Il formulario di identificazione dei rifiuti (FIR) è un documento obbligatorio per il trasporto dei rifiuti. Deve essere compilato dal produttore o, se impossibilitato, dal trasportatore, e deve riportare informazioni essenziali come: origine, quantità, tipologia e codice CER/EER (Elenco Europeo dei Rifiuti), classe di pericolo, dati identificativi di produttore, detentore, trasportatore, destinatario e mezzo di trasporto, oltre alla data e al percorso del viaggio e ai dati dell’impianto di destinazione.
Con l’entrata in vigore del Decreto RENTRI (DM 59/2023) a giugno 2023, anche il FIR diventa digitale per i soggetti obbligati all’iscrizione al RENTRI e per quelli tenuti alla compilazione del registro di carico e scarico. L’articolo 5 del decreto introduce un nuovo modello di FIR, riportato nell’allegato II, e stabilisce che l’obbligo di redigerlo in formato digitale scatterà il 13 febbraio 2026. Per i soggetti non obbligati, il formulario continuerà a essere cartaceo.

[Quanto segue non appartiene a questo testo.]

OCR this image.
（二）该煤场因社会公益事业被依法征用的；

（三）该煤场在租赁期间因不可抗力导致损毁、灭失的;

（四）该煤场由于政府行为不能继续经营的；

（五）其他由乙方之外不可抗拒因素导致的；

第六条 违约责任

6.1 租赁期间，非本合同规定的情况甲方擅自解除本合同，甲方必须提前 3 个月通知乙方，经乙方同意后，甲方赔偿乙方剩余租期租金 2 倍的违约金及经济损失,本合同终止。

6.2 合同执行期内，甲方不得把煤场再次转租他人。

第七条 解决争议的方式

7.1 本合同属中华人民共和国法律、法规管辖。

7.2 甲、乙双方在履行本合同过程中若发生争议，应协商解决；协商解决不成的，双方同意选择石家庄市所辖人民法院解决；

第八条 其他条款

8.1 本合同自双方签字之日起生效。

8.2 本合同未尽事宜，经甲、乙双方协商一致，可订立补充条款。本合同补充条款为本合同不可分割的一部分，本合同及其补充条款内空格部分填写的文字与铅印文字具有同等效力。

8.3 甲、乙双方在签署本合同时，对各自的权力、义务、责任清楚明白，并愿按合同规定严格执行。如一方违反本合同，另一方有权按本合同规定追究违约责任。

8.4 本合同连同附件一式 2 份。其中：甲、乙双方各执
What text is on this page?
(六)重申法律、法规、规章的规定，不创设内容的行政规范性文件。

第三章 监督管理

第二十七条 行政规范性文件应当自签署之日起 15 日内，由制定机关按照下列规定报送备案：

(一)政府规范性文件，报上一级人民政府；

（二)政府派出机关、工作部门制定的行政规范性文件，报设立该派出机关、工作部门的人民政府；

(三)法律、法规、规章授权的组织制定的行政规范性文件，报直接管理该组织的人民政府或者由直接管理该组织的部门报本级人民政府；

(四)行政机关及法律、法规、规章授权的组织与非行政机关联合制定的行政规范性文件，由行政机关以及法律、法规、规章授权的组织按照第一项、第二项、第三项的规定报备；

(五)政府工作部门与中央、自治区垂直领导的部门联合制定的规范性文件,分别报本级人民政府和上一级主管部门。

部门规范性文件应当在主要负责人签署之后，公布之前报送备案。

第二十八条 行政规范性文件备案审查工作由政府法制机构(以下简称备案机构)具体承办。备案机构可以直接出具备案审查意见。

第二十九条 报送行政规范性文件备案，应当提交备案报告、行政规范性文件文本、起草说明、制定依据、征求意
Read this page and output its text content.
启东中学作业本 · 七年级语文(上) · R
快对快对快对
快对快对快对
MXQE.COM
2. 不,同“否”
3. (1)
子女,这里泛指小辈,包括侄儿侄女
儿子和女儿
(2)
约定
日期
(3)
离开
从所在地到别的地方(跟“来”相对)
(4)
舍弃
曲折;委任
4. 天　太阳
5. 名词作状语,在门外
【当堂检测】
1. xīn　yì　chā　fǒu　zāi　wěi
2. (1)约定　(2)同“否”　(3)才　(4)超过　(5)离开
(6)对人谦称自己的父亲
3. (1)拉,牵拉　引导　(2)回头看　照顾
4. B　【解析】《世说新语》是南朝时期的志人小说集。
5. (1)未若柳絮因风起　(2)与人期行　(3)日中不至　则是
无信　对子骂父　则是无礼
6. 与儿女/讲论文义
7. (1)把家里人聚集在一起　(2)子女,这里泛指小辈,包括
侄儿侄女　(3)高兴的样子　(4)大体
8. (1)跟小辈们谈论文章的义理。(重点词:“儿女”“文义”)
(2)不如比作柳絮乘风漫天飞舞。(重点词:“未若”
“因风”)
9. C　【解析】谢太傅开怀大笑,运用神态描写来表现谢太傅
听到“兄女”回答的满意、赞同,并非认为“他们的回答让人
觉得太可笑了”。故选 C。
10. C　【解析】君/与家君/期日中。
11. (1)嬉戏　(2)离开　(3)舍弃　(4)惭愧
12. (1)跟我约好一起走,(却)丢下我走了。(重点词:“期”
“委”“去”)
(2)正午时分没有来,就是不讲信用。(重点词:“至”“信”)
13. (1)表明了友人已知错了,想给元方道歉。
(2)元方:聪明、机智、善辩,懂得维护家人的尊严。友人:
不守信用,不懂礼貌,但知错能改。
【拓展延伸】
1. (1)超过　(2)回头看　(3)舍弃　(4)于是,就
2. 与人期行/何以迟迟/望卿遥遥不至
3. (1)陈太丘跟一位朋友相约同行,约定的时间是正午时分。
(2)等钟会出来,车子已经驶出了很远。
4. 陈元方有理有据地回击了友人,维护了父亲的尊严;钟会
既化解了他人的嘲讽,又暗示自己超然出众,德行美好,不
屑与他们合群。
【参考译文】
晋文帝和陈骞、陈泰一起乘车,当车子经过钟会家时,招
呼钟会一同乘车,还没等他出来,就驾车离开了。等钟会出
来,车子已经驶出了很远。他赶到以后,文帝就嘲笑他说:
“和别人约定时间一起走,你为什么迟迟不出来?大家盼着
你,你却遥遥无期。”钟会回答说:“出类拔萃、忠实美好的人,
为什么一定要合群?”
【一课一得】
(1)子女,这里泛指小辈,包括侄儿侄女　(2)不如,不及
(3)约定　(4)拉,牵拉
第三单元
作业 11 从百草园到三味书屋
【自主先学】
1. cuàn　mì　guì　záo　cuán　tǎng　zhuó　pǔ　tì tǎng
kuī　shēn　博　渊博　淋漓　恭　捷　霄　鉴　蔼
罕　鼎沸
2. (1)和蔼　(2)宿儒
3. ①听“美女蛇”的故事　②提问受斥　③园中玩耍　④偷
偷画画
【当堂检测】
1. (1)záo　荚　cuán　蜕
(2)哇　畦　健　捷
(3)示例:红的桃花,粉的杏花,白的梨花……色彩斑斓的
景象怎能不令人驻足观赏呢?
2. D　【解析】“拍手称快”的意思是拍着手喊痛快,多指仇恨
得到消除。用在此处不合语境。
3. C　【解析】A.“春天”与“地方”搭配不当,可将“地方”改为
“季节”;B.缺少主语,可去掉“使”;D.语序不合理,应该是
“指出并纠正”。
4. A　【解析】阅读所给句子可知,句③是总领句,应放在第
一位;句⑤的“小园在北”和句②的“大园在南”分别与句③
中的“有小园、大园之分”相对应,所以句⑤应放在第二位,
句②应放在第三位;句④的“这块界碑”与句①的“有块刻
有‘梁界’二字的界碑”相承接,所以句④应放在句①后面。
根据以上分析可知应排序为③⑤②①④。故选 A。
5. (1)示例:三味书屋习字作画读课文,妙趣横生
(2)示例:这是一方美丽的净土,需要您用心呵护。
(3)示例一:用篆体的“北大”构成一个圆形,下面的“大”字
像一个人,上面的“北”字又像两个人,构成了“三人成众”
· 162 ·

Per i soggetti tenuti a registrarsi al RENTRI, la compilazione sarà completamente digitale, dopo un periodo di transizione: il FIR sarà predisposto e vidimato in formato elettronico, aggiornato dai vari operatori tramite i propri software gestionali e trasmesso attraverso la piattaforma RENTRI.
Questo sistema garantirà una compilazione e una firma digitale in ogni fase, dalla produzione al trasporto fino alla consegna all’impianto di destinazione, rendendo il documento accessibile a tutti gli attori coinvolti nella gestione del rifiuto.
Abbiamo realizzato per Te un documento completo con le date e le informazioni essenziali riguardanti il RENTRI e continueremo a tenerti aggiornato su tutte le prossime novità.
Il 15 giugno 2023 è entrato in vigore il RENTRI con Decreto n° 59 del 4 aprile 2023 nel quale sono state definite le date di partenza del RENTRI. Nei prossimi mesi saranno pubblicati nuovi Decreti direttoriali per regolare il sistema, con l’obiettivo di portare miglioramenti e semplificazioni.